I haven’t read of similar tactics in Hawaii yet. From what I’ve read, Hawaii hasn’t come close to the situation that Spain was facing. My friend in Hawaii reports that overall infections are low. In fact, I verified her numbers:
And I get that local officials want to keep it that way… Just seventeen deaths and most people recovering is a good thing, after all. But people are still acting like they’re going to die immediately if anyone breaks or bends the rules. My friend says that people are snapping at and scolding each other in the stores, lecturing each other online, and looking for ways to be “responsible citizens” by snitching on their neighbors and strangers. That sure doesn’t make Hawaii sound like the paradise it’s usually made out to be in the travel brochures.
I’m glad to see that my friend has a sense of humor about all of this, though. She’s even posting hilarious satire from The State of Hawaii’s Facebook page. Some of it is pretty believable.

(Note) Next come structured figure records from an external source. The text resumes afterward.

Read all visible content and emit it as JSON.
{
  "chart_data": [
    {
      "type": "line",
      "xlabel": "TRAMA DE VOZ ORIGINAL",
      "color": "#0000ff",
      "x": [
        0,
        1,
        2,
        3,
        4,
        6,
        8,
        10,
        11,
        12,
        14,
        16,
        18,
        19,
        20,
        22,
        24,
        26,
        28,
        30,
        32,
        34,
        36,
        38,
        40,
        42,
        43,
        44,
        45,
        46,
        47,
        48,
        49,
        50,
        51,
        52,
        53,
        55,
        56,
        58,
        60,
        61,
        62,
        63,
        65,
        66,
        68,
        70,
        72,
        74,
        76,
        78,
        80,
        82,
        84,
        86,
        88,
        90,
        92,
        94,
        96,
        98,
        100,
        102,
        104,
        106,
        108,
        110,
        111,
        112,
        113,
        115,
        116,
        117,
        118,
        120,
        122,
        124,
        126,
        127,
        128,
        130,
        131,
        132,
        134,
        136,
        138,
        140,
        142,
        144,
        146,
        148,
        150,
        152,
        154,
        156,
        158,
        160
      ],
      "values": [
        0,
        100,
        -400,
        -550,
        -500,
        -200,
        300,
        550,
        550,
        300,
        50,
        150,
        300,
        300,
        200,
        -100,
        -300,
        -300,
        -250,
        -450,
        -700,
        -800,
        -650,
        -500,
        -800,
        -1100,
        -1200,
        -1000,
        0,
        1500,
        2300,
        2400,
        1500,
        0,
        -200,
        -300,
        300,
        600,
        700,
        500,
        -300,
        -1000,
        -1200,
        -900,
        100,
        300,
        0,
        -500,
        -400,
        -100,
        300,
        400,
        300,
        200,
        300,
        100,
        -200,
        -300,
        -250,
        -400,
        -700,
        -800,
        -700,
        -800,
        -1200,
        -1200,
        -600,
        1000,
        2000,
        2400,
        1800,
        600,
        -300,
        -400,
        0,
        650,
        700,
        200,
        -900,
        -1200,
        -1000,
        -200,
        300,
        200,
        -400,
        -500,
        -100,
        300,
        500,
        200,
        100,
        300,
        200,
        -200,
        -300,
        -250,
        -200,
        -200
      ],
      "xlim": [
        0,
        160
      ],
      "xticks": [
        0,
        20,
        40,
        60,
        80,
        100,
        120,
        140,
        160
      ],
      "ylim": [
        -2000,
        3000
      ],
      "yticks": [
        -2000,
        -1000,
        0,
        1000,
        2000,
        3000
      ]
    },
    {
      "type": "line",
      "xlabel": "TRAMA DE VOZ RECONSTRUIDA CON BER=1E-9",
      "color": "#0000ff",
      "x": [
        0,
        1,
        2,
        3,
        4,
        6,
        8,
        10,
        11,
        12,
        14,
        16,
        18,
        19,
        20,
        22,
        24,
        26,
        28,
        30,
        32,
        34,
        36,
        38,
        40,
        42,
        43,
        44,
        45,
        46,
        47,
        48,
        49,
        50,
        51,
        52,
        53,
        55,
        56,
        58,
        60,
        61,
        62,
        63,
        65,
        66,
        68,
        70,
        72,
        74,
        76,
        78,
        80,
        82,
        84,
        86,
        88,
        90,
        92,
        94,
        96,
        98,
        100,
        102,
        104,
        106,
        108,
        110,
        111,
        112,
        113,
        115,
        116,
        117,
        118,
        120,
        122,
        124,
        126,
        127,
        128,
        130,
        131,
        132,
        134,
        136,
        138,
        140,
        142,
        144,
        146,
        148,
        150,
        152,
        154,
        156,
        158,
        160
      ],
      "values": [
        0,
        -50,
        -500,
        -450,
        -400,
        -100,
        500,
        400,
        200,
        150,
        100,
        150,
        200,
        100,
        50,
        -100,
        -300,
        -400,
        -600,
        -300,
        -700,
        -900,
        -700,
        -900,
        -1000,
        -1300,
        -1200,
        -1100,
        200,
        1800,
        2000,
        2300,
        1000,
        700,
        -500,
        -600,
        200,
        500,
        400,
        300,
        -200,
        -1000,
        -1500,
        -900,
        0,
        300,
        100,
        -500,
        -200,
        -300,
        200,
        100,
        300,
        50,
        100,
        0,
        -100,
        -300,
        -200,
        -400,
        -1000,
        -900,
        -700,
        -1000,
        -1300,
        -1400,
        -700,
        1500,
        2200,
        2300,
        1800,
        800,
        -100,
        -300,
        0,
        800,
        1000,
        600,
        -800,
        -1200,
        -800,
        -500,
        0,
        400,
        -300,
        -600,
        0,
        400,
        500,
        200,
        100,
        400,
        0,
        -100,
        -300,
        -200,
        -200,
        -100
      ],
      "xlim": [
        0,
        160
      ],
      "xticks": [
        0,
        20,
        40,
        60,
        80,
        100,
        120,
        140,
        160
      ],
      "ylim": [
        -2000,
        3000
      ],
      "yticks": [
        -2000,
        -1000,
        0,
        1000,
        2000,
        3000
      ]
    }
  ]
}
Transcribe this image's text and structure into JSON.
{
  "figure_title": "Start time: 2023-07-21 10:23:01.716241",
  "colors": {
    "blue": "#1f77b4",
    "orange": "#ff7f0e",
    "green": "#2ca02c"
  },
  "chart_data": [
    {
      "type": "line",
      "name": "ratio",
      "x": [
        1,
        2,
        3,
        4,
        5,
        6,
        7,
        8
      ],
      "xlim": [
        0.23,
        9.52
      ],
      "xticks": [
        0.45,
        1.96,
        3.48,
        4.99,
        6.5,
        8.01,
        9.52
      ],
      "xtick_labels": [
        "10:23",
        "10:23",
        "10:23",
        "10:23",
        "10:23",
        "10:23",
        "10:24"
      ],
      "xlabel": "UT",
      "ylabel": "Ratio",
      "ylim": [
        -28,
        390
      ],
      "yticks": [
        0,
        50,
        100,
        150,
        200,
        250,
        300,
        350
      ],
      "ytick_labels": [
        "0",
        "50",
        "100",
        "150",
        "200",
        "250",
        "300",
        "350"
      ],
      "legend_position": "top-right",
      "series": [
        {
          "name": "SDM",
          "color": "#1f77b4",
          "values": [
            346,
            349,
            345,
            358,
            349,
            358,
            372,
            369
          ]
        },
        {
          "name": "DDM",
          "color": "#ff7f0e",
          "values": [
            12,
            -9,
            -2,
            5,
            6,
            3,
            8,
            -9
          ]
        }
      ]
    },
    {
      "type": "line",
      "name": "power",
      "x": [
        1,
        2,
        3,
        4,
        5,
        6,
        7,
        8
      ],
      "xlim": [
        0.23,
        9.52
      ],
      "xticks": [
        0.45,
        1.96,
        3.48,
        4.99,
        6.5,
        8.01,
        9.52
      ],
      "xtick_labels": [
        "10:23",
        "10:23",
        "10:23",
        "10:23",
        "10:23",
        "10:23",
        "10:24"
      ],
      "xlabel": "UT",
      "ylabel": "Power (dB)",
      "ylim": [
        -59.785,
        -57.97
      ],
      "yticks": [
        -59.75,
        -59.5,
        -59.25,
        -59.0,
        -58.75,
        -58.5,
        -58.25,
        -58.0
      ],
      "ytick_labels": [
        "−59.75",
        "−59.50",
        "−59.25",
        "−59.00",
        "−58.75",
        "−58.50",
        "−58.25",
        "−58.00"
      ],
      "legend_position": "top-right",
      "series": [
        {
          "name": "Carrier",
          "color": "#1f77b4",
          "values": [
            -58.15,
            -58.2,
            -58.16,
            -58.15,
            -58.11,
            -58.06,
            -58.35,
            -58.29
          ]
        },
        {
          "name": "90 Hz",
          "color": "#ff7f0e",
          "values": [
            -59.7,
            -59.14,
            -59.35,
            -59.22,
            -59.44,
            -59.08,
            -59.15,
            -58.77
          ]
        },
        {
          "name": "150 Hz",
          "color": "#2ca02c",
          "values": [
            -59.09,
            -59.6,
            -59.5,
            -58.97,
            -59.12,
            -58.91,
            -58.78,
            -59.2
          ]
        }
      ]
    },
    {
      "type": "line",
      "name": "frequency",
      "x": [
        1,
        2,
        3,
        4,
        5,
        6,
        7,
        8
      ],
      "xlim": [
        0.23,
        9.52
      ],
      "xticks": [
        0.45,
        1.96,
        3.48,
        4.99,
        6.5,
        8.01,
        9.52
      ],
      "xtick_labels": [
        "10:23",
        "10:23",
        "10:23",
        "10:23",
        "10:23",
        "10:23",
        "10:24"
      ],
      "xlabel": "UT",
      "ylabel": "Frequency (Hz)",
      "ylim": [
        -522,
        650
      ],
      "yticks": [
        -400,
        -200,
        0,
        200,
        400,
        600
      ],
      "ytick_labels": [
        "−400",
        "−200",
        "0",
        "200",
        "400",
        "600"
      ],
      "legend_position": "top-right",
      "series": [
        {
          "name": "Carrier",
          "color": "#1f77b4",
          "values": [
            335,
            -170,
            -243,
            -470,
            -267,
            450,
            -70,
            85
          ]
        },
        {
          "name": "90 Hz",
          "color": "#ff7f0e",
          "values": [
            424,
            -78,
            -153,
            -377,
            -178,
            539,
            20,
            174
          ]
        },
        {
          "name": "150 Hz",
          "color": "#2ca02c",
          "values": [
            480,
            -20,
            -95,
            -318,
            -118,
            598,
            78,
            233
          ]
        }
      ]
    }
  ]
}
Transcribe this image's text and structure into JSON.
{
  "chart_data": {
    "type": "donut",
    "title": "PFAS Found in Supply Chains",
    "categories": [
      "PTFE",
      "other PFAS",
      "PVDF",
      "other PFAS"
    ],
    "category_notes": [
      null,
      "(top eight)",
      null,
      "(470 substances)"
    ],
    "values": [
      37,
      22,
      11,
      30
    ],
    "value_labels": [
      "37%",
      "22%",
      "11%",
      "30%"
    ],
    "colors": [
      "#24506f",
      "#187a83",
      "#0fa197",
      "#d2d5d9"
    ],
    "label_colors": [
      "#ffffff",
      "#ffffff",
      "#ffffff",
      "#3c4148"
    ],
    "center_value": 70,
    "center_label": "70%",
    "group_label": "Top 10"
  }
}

For instance, the other day she posted a satirical Facebook post from that page about how wash room attendants who make sure everyone washes their hands properly is a thing. However, bathroom attendants are becoming an actual thing in some places on the mainland. I shared with her a non-satirical article mentioning a Texas barbecue restaurant that has hired a “bathroom monitor” to make sure everyone properly socially distances in the restrooms. My natural observation about this new “career” opportunity is that it sounds like a shitty job with hours that stink.
People are legitimately anxious about catching COVID-19 or being responsible for spreading it. And the anxious people are winding up head to head with the people who insist that their freedoms are being violated by rules regarding social distancing, hygiene, and mask apparel. I have seen some people getting berated because they prefer to wear a face shield instead of a mask. The shields offer some benefits to the masks, though. For one thing, they allow faces to be seen and there’s less fogging. For another, they allow for more air flow and less heat and moisture, which for the hotter climates is a good thing. And they are also a lot easier to clean and don’t have to be thrown away as frequently.
People who have to wait tables or bartend with masks are experiencing acne and having trouble communicating with guests. Some have reported having trouble breathing, too. Although lots of people are quick to say “get over it” and “buck up” as they bring up how medical professionals wear masks all the time, I would hasten to add that people who work in healthcare made a choice to enter a field that requires masks. Until three months ago, people in the United States weren’t expected to wear face masks as a general rule. On the plus side, at least the females who are in the hospitality business don’t have to hear things like “You’d be so much prettier if you smiled.”
We are definitely living in weird times right now. I really hope this doesn’t end up being the “good old days” as time passes.